XFe4Ge2 hosts Dirac points near Fermi level protected by PT and screw symmetries.

Breaking PT symmetry splits Dirac points into Weyl nodes.

Topological properties are insensitive to Coulomb U effects.

Abstract

Magnetism, coupled with nontrivial band topology, can bring about many interesting and exotic phenomena, so that magnetic topological materials have attracted persistent research interest. However, compared with non-magnetic topological materials (TMs), the magnetic TMs are less studied, since their magnetic structures and topological phase transitions are usually complex and the first-principles predictions are usually sensitive on the effect of Coulomb interaction. In this work, we present a comprehensive investigation of XFe4Ge2 (X = Y, Lu) and Mn3Pt, and find these materials to be filling-enforced magnetic topological metals.

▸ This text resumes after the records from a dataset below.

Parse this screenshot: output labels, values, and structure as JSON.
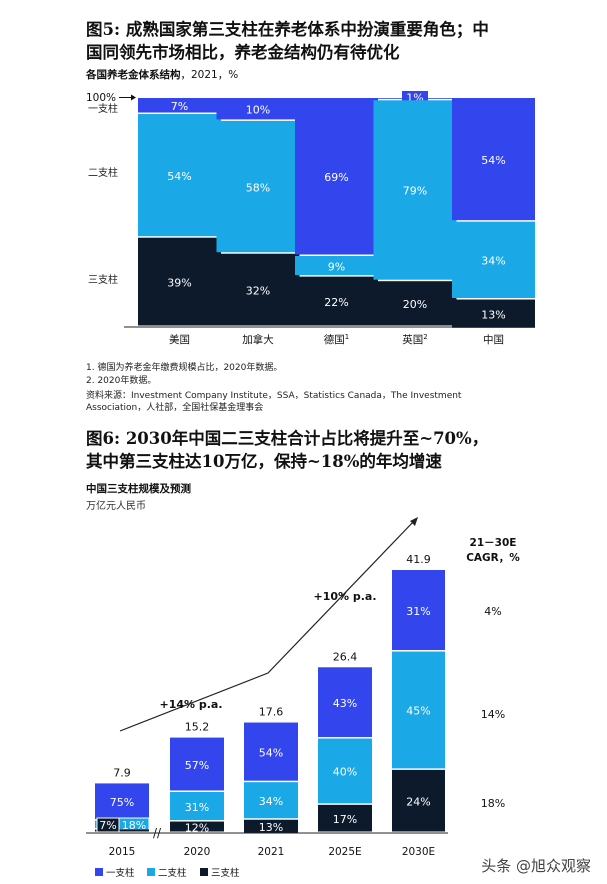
{
  "fig5": {
    "title_line1": "图5: 成熟国家第三支柱在养老体系中扮演重要角色；中",
    "title_line2": "国同领先市场相比，养老金结构仍有待优化",
    "subtitle": "各国养老金体系结构",
    "subtitle_suffix": "，2021，%",
    "note1": "1.  德国为养老金年缴费规模占比，2020年数据。",
    "note2": "2.  2020年数据。",
    "source_line1": "资料来源：Investment Company Institute，SSA，Statistics Canada，The Investment",
    "source_line2": "Association，人社部，全国社保基金理事会"
  },
  "fig6": {
    "title_line1": "图6: 2030年中国二三支柱合计占比将提升至~70%，",
    "title_line2": "其中第三支柱达10万亿，保持~18%的年均增速",
    "subtitle": "中国三支柱规模及预测",
    "unit": "万亿元人民币"
  },
  "colors": {
    "pillar1": "#3346ee",
    "pillar2": "#1aa8e6",
    "pillar3": "#0c1a2b",
    "arrow": "#222222"
  },
  "chart_data": [
    {
      "type": "bar",
      "stacked": true,
      "percent": true,
      "categories": [
        "美国",
        "加拿大",
        "德国",
        "英国",
        "中国"
      ],
      "category_notes": [
        "",
        "",
        "1",
        "2",
        ""
      ],
      "series": [
        {
          "name": "一支柱",
          "values": [
            7,
            10,
            69,
            1,
            54
          ]
        },
        {
          "name": "二支柱",
          "values": [
            54,
            58,
            9,
            79,
            34
          ]
        },
        {
          "name": "三支柱",
          "values": [
            39,
            32,
            22,
            20,
            13
          ]
        }
      ],
      "axis_marker": "100%",
      "data_labels": [
        [
          "7%",
          "10%",
          "69%",
          "1%",
          "54%"
        ],
        [
          "54%",
          "58%",
          "9%",
          "79%",
          "34%"
        ],
        [
          "39%",
          "32%",
          "22%",
          "20%",
          "13%"
        ]
      ],
      "ylim": [
        0,
        100
      ]
    },
    {
      "type": "bar",
      "stacked": true,
      "categories": [
        "2015",
        "2020",
        "2021",
        "2025E",
        "2030E"
      ],
      "totals": [
        7.9,
        15.2,
        17.6,
        26.4,
        41.9
      ],
      "total_labels": [
        "7.9",
        "15.2",
        "17.6",
        "26.4",
        "41.9"
      ],
      "series": [
        {
          "name": "一支柱",
          "percent": [
            75,
            57,
            54,
            43,
            31
          ]
        },
        {
          "name": "二支柱",
          "percent": [
            18,
            31,
            34,
            40,
            45
          ]
        },
        {
          "name": "三支柱",
          "percent": [
            7,
            12,
            13,
            17,
            24
          ]
        }
      ],
      "data_labels": [
        [
          "75%",
          "57%",
          "54%",
          "43%",
          "31%"
        ],
        [
          "18%",
          "31%",
          "34%",
          "40%",
          "45%"
        ],
        [
          "7%",
          "12%",
          "13%",
          "17%",
          "24%"
        ]
      ],
      "growth_annotations": [
        "+14% p.a.",
        "+10% p.a."
      ],
      "cagr_header_line1": "21－30E",
      "cagr_header_line2": "CAGR，%",
      "cagr": [
        "4%",
        "14%",
        "18%"
      ],
      "legend": [
        "一支柱",
        "二支柱",
        "三支柱"
      ],
      "legend_position": "bottom-left",
      "axis_break": "//"
    }
  ],
  "watermark": "头条 @旭众观察"
}
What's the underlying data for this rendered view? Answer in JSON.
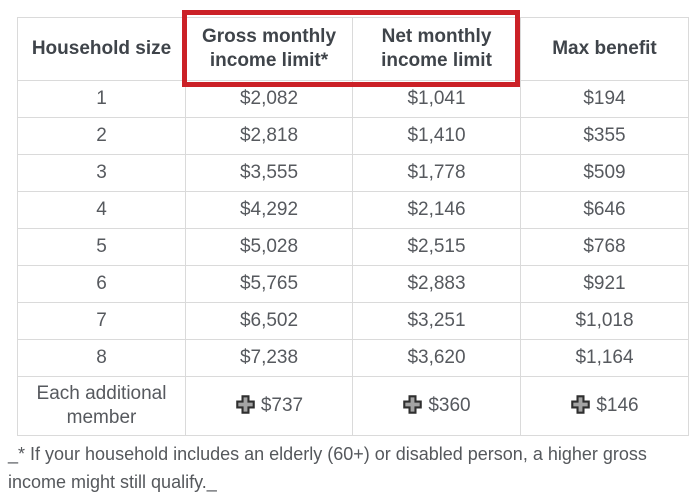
{
  "table": {
    "columns": [
      "Household size",
      "Gross monthly income limit*",
      "Net monthly income limit",
      "Max benefit"
    ],
    "rows": [
      {
        "household_size": "1",
        "gross": "$2,082",
        "net": "$1,041",
        "max_benefit": "$194",
        "plus": false
      },
      {
        "household_size": "2",
        "gross": "$2,818",
        "net": "$1,410",
        "max_benefit": "$355",
        "plus": false
      },
      {
        "household_size": "3",
        "gross": "$3,555",
        "net": "$1,778",
        "max_benefit": "$509",
        "plus": false
      },
      {
        "household_size": "4",
        "gross": "$4,292",
        "net": "$2,146",
        "max_benefit": "$646",
        "plus": false
      },
      {
        "household_size": "5",
        "gross": "$5,028",
        "net": "$2,515",
        "max_benefit": "$768",
        "plus": false
      },
      {
        "household_size": "6",
        "gross": "$5,765",
        "net": "$2,883",
        "max_benefit": "$921",
        "plus": false
      },
      {
        "household_size": "7",
        "gross": "$6,502",
        "net": "$3,251",
        "max_benefit": "$1,018",
        "plus": false
      },
      {
        "household_size": "8",
        "gross": "$7,238",
        "net": "$3,620",
        "max_benefit": "$1,164",
        "plus": false
      },
      {
        "household_size": "Each additional member",
        "gross": "$737",
        "net": "$360",
        "max_benefit": "$146",
        "plus": true
      }
    ]
  },
  "highlight": {
    "border_color": "#cb2127",
    "highlighted_columns": [
      "Gross monthly income limit*",
      "Net monthly income limit"
    ]
  },
  "icons": {
    "plus": "✚"
  },
  "colors": {
    "header_text": "#3f444a",
    "cell_text": "#56595e",
    "table_border": "#dadada"
  },
  "footnote": "_* If your household includes an elderly (60+) or disabled person, a higher gross income might still qualify._"
}
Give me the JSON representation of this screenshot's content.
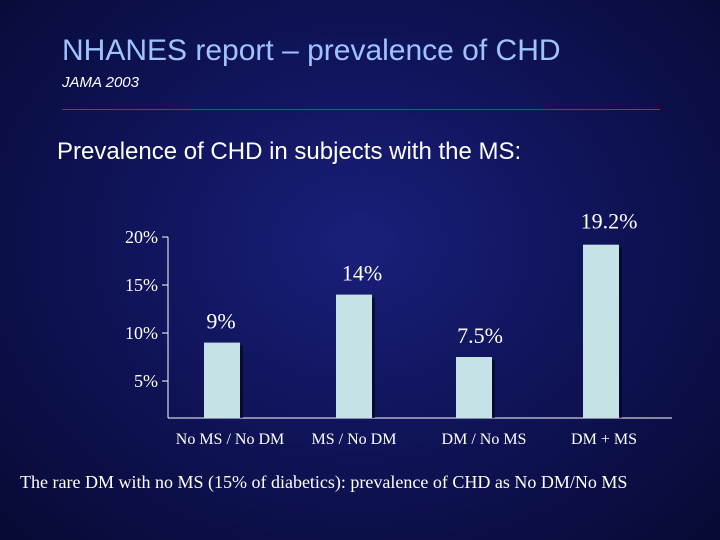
{
  "slide": {
    "title": "NHANES report – prevalence of CHD",
    "subtitle": "JAMA 2003",
    "heading": "Prevalence of CHD in subjects with the MS:",
    "footnote": "The rare DM with no MS (15% of diabetics): prevalence of CHD as No DM/No MS"
  },
  "chart_data": {
    "type": "bar",
    "categories": [
      "No MS / No DM",
      "MS / No DM",
      "DM / No MS",
      "DM + MS"
    ],
    "values": [
      9,
      14,
      7.5,
      19.2
    ],
    "data_labels": [
      "9%",
      "14%",
      "7.5%",
      "19.2%"
    ],
    "y_ticks": [
      5,
      10,
      15,
      20
    ],
    "y_tick_labels": [
      "5%",
      "10%",
      "15%",
      "20%"
    ],
    "title": "",
    "xlabel": "",
    "ylabel": "",
    "grid": false,
    "legend": "none",
    "colors": {
      "bar": "#c5e3e7",
      "axis": "#ffffff",
      "text": "#ffffff"
    }
  }
}
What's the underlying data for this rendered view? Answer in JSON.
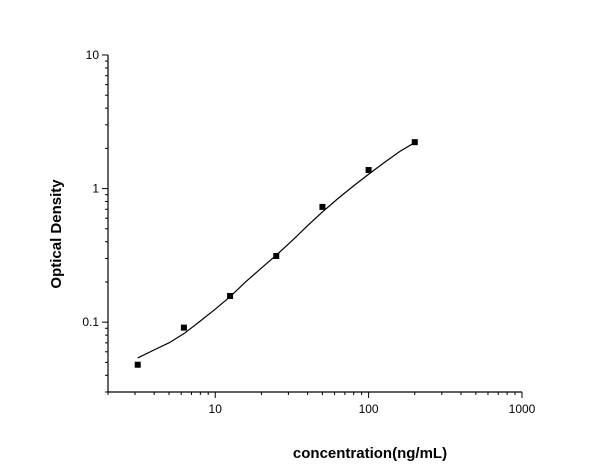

Our first-principles calculations show that XFe4Ge2 (X = Y, Lu) host Dirac points near the Fermi level at high symmetry point S. These Dirac points are protected by PT symmetry (P and T are inversion and time-reversal transformations, respectively) and a 2-fold screw rotation symmetry. Moreover, through breaking PT symmetry, the Dirac points would split into Weyl nodes. Mn3Pt is found to host 4-fold degenerate band crossings in the whole high symmetry path of A-Z. We also utilize the GGA+U scheme to take into account the effect of Coulomb repulsion and find that the filling-enforced topological properties are naturally insensitive on U.